Saturday was wonderful preconference kick-off to what will undoubtedly be another great Council on Foundations event. Collaboration, common agendas, and community engagement were key themes for both the Association of Black Foundation Executives (ABFE) and Global Grantmakers. Each group delivered thought-provoking, inspiring programming - but unfortunately I was forced to choose between sessions. Similar to previous conferences, I was forced to make the mad dash between presentations and sneak politely in and out of conversations that were great independently but have the potential to be transformative together. I don’t know about you, but I’m ready to mobilize to create a more perfect Council union.
Highlights from the ABFE schedule included a session highlighting a successful multisector, multigenerational collaborative by the African American Leadership Forum. It convened leaders from philanthropy, business, and government to champion a common African-American agenda across five states. The usual social issues were the focus: education, economic justice, and health disparities. Additionally, the collaborative has been successful at diversifying the leaders to include not just African Americans but immigrants from Africa and the Caribbean.
The day culminated with the James Joseph Lecturer, Karen Kelley-Ariwoola, who challenged us to contemplate our community legacy and vision. The legacy of her work at the Minneapolis Foundation is what Emmett Carson described as “tombstone grants” - those worthy enough to be on one’s tombstone. The audience was full of ABFE members listening intently, but quite frankly it was a worthy topic for many grantmakers, not exclusively African Americans.
So why weren’t others in the in the room? Might the session and the programs benefitted from greater diversity?
Simultaneously, Global Grantmakers widened their philanthropic lens to discuss the human development of people of color around the globe. Participants explored the role African women play in society and culture. Their evening culminated with a presentation by actress Julia Ormond on her work with the Alliance to Stop Slavery and End Trafficking. Ormond’s presentation was indeed eye-opening social justice work that is critical to the growth of black and brown people around the world. Yet noticeably absent were quite a few black and brown participants. So again I say, why weren’t others in the room? Might the session and programs have benefitted from greater diversity?
To quote Barack Obama, “We hold common hopes. We may not look the same, and we may not have come from the same place, but we all want to move in the same direction — toward a better future. We perfect our union by recognizing our different stories.”
Reflecting on my mad dash between sessions, I was reminded of what is imperfect about our union, the Council on Foundations.

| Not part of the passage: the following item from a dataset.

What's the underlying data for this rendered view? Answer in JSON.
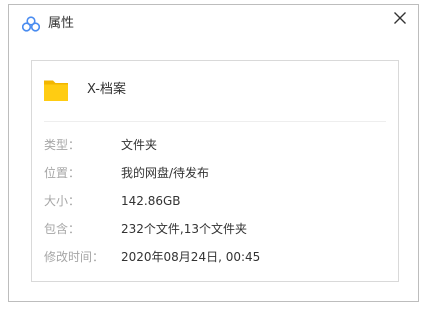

As philanthropists, we should shamelessly steal from Barack Obama’s playbook by creating a more perfect union - right in our backyard. And as a part of our responsibility, I challenge individual conference attendees to break out of your silos and join unique conversations, understand a new demographic, and find a convergence between these ideas and your daily work.
And I challenge next year’s conference planning team to build a bridge between affinity groups like ABFE and Global Grantmakers. Perhaps the 2013 James Joseph Lecturer can be a recipient who has championed philanthropy across Africa and the Caribbean? Might the lecture and reception be a joint event between ABFE and Global Grantmakers? How can we create a more perfect union between the two groups? And I welcome your ideas, as next year I desperately hope to abandon the mad dash between sessions.
Nicole Robinson is vice president of the Krafts Food Foundation.